“Fili tuttuğun yerden tarif etmek.” diye bir tabir vardır. İşte bizdeki siyaset anlayışı da hemen hemen böyle değil mi? Hikaye özetle şöyle altı kör insan fili merak eder, file dokunur ve altısı da fili dokunduğu yerden tarif eder fakat herkesin doğrusu ve tarifi farklıdır. Bizdeki siyaset anlayışına benziyor değil mi?
Yaklaşık yirmi yıl siyaset yaptım. Hem de öyle böyle değil çok yoğun bir mesai harcadım. Üst düzey yöneticiler ile bir araya geldim. Onları uzun uzun dinledim. Düşünebiliyor musunuz Rahmetli Erbakan Hocamı bile defalarca dinledim. Teşkilatlarda ve çeşitli ortamlarda birçok konuda konuşmalar yaptım.
Siyasetin bana öğrettiği çok şey oldu. Siyaset sayesinde dünyaya ve meselelere bakışım değişti fakat öğrendiğim bir şey daha var ki o da şudur; insan meselelere maalesef ki bulunduğu camianın gözüyle bakıyor. Yani bir bakıma tabiri caizse at gözlüğü ile bakıyor.
Çünkü insan bulunduğu camiada, o camiaya göre bir şeyler öğreniyor ve o öğrendikleri onun için mutlak doğru ve savunulması zorunlu bir ideal oluyor. Dolayısı ile herkesin doğrusu farklı ve herkes doğruları için mücadele ediyor.
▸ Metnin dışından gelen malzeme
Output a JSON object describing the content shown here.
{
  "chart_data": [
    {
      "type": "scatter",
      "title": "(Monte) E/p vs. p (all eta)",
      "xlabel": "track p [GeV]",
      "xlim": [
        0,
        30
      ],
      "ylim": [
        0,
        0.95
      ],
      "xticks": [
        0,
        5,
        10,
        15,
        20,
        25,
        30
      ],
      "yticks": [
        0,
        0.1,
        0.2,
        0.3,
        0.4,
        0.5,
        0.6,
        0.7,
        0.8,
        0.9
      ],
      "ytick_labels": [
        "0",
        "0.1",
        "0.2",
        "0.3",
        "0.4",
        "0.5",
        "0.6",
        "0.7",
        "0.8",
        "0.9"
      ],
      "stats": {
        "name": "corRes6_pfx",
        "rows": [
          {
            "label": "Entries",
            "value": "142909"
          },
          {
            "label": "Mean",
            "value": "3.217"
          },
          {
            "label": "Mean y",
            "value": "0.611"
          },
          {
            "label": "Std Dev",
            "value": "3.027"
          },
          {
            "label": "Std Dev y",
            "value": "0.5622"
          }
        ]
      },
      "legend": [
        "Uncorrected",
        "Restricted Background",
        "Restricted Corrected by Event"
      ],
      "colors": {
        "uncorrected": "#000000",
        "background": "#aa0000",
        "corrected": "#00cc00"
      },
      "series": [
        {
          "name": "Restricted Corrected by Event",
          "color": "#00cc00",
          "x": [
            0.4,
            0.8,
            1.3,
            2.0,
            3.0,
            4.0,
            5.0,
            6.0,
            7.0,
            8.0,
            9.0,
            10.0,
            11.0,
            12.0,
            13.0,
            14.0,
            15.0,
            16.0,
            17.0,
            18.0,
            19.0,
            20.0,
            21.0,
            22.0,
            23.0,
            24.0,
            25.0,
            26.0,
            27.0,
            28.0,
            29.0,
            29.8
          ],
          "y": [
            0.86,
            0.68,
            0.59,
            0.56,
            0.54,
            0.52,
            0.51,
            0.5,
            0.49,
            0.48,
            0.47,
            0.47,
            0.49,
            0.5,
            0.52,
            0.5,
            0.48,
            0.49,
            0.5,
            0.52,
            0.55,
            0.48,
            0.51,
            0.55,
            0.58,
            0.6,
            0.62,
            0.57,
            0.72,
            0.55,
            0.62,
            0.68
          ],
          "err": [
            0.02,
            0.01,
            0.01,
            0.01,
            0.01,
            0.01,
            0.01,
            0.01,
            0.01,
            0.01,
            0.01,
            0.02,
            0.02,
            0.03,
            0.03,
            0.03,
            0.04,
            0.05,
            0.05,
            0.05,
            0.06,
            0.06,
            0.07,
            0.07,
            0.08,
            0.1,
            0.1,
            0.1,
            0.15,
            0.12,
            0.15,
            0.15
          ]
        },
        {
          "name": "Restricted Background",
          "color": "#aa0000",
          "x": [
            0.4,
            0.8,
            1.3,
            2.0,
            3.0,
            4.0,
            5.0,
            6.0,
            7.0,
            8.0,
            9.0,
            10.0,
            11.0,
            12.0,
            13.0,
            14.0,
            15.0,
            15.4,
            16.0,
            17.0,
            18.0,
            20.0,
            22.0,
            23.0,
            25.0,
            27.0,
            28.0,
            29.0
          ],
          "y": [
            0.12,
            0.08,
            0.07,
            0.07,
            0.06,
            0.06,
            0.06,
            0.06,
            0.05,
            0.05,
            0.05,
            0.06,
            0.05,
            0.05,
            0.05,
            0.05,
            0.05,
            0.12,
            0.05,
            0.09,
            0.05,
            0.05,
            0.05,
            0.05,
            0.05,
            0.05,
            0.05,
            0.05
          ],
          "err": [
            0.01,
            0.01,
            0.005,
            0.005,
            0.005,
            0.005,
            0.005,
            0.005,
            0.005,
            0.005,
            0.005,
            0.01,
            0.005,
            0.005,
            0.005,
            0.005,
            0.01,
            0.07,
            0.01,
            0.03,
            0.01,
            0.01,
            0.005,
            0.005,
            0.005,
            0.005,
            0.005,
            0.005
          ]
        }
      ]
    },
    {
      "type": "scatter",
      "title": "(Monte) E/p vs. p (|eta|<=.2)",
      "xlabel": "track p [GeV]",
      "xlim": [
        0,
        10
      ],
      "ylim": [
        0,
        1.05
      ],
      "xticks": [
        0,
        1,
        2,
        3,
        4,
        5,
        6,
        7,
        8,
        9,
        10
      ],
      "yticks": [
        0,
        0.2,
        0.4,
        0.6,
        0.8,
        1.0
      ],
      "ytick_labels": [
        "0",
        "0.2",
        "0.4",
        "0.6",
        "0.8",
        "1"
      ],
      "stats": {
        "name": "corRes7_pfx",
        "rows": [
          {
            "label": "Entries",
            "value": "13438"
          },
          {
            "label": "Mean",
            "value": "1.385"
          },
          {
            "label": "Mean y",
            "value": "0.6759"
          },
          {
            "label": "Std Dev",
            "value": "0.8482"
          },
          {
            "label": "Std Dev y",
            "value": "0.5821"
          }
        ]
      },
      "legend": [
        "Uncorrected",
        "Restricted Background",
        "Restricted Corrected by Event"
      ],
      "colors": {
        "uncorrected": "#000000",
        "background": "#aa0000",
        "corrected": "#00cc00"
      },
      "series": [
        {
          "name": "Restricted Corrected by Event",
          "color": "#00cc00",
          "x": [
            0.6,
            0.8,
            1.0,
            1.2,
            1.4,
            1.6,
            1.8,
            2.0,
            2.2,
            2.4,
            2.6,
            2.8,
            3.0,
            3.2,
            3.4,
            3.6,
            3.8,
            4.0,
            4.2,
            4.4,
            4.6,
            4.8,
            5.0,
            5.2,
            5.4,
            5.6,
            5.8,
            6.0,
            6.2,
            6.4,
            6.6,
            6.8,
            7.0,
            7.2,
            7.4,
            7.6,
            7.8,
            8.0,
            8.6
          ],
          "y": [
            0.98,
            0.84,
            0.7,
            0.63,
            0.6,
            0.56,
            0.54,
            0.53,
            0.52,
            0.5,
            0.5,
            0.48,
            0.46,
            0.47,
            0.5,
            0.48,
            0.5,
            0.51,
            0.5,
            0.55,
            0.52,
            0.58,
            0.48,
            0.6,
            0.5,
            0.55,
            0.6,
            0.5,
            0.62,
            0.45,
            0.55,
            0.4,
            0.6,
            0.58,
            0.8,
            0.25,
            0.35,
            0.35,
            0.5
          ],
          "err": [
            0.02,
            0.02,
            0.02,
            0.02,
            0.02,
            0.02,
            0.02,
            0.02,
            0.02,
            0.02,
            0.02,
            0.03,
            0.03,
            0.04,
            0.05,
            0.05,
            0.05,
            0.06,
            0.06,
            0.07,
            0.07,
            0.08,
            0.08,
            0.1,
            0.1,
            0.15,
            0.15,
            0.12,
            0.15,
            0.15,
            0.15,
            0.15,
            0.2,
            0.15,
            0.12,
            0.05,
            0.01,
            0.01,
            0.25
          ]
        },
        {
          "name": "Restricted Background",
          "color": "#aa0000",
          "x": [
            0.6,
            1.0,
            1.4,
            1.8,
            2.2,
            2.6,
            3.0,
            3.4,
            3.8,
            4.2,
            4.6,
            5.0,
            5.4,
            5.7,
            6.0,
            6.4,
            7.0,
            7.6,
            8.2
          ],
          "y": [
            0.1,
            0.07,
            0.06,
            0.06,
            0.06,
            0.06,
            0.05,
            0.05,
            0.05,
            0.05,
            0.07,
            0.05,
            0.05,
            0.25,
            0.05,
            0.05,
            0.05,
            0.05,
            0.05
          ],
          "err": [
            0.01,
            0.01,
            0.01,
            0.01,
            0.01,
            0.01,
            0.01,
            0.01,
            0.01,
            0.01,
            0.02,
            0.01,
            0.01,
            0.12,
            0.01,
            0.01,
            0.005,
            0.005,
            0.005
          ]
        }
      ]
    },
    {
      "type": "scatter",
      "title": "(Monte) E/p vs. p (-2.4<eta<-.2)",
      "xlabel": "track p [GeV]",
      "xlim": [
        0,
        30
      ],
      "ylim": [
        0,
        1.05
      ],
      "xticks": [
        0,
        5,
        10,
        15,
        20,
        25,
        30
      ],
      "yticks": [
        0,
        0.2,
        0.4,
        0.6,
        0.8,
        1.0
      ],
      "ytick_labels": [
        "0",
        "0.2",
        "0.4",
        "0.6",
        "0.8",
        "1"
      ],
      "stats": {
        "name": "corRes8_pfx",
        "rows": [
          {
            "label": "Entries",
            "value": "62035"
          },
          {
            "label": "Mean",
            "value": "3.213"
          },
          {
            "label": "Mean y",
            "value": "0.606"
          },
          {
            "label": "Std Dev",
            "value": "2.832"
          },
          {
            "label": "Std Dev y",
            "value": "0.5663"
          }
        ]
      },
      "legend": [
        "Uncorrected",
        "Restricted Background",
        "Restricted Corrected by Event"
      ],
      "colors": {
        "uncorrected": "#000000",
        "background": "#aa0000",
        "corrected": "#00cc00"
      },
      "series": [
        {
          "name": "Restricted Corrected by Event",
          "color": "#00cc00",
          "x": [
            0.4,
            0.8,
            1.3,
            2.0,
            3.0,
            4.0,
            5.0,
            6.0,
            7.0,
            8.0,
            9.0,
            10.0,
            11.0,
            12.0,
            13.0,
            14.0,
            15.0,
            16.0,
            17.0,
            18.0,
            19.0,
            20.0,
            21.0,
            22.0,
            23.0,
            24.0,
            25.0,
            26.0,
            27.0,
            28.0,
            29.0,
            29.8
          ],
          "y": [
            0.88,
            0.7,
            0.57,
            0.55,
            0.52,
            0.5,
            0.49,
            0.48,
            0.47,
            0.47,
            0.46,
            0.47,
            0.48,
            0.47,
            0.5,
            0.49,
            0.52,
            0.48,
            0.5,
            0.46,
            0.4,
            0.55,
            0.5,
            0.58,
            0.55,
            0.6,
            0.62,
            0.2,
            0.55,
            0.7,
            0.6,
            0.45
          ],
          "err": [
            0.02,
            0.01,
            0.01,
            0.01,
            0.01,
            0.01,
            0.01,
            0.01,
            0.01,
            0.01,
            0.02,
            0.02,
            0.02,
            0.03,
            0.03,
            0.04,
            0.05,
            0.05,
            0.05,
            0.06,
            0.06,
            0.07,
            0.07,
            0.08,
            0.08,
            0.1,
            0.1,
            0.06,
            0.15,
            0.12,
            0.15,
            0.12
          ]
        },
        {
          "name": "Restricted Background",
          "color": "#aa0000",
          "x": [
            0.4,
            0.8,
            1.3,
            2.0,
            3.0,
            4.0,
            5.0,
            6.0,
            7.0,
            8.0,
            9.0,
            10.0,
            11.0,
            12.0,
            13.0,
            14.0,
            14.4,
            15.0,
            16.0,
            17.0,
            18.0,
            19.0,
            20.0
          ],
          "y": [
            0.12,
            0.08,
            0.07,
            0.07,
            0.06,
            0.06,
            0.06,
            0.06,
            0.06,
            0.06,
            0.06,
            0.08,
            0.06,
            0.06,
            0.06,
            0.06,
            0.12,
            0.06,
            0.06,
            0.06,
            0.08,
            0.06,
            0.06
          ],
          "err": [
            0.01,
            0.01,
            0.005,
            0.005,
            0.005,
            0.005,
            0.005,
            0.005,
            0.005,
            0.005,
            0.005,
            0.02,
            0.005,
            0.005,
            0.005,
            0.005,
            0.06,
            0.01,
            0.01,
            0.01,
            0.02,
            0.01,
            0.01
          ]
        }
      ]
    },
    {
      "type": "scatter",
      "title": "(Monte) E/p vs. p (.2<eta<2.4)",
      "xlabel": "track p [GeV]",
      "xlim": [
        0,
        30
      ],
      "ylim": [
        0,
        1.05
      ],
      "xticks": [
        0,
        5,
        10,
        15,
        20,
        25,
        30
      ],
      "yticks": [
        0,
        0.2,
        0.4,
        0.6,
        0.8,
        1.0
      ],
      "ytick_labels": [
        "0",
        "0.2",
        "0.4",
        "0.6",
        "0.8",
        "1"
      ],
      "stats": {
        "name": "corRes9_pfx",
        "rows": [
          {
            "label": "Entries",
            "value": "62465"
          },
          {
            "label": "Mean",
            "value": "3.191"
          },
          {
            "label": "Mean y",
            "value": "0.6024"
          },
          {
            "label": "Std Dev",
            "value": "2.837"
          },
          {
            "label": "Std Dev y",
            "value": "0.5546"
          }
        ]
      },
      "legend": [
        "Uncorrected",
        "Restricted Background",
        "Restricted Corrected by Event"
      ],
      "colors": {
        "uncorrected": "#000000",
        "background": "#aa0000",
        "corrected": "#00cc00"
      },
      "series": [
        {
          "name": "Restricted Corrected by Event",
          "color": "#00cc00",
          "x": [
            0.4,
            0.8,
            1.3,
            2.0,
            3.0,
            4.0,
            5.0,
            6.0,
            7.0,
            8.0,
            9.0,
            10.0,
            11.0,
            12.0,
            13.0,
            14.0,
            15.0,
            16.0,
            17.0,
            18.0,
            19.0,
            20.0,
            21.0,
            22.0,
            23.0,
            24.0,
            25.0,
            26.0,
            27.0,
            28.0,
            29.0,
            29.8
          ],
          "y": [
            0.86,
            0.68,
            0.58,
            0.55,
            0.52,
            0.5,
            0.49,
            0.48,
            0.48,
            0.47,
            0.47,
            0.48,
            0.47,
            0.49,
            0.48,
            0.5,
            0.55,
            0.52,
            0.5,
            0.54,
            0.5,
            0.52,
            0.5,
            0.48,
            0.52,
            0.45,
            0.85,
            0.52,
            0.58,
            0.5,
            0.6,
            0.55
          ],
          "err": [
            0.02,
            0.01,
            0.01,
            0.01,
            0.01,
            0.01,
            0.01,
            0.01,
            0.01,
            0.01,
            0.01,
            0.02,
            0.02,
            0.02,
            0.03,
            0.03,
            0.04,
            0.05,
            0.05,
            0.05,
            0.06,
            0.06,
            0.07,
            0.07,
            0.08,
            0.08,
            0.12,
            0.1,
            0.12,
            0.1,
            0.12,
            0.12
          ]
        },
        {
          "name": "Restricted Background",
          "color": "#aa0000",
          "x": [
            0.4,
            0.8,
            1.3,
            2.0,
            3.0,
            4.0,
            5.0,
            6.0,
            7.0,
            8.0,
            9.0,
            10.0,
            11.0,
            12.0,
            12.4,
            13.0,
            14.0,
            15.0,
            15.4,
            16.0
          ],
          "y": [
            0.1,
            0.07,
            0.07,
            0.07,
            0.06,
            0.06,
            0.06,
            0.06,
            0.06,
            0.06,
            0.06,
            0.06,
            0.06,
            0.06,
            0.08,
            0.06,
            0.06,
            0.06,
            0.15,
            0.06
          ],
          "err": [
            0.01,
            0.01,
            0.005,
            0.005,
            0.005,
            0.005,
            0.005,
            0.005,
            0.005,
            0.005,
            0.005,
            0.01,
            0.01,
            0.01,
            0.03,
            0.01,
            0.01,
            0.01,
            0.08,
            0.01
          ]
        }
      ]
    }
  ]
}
Bir cemaatin müntesibi bir doktora “Bu yanlış değil mi? bunu nasıl kabul ediyorsun?” diye sormuştum. O da bana “Bir cemaate bağlıysan bunu sorgulayamazsın. Sorgularsan orada durmanın bir mantığı olmaz.” diye cevap vermişti. Ben her şeyi sorguladığım için hiçbir cemaatin içinde olmadım ve hiçbir siyasi partinin içinde de duramadım.
Bu durum aynı siyasi partililerde de böyle değil mi? Kendi partilerinin koca koca hatalarını görmezden gelirken rakiplerinin küçük hatasını devleştirmiyorlar mı? İçişleri Bakanı “Bir siyasetçi bir çete liderinden her ay on bin dolar alıyor.” dediğinde o parti üyeleri bu işin açığa çıkmasını neden istemedi? Yeni parti kuran Sarıgül “Bir siyasi parti iktidarı indirmek için Biden’dan para aldı, bu işin peşini bırakmam.” dedi. Peki muhalefet partileri neden kim bu siyasi parti diyor mu?
İktidar partisi yaptığı yol, köprü, hastane ve hava alanları ile övününce muhalefet “Bunlar yeniyor mu? Millet aç aç!” diye eleştirirken herhangi bir muhalefet parti belediyesi heykel yapınca “Millet aç aç!” demiyor ya da milletin aç olduğunu neden unutuyor? Aynı şeyin tersi iktidar yanlıları için de geçerli değil mi?
Hülasa bizde siyaset böyle yapılıyor. Bir partiye bağlıysanız o partinin hatalarını görmezden geleceksiniz bu da yetmez rakip partinin iyi yönlerini de görmeyeceksiniz. Varsa yoksa rakibin hatalarından bahsedeceksiniz ve onu karalayacaksınız.
Yirmi yıl sonra artık kendimi geri çektim. Fil örneğinde olduğu gibi file dokunduğum yerden değil de uzaktan bakarak fili tarif ediyorum. Yani bütün siyasi partilerin dışındayım ve hepsini dışardan gözlemliyorum.
Bu sayede bütün partileri rahat rahat eleştirebiliyorum. Güzel gördüğüm işleri de hangi partiden olursa olsun alkışlayabiliyorum. Bazıları bu durumu “iki yüzlülük” olarak lanse etse de biz buna aklıselim ve adalet diyoruz.
Derdimiz birilerini memnun etmek ya da karşımıza almak değil. İsteyerek ya da ehveni şer diyerek seçimlerde desteklediğimiz partinin yanlışlarını da eleştirme hakkını kendimizde görüyoruz. Ben, milletimiz ve kendimiz için iyiyi güzeli ve adaleti talep etmeye devam edeceğim. Bunu da ancak siyasetin dışında kalarak yapabiliyorum.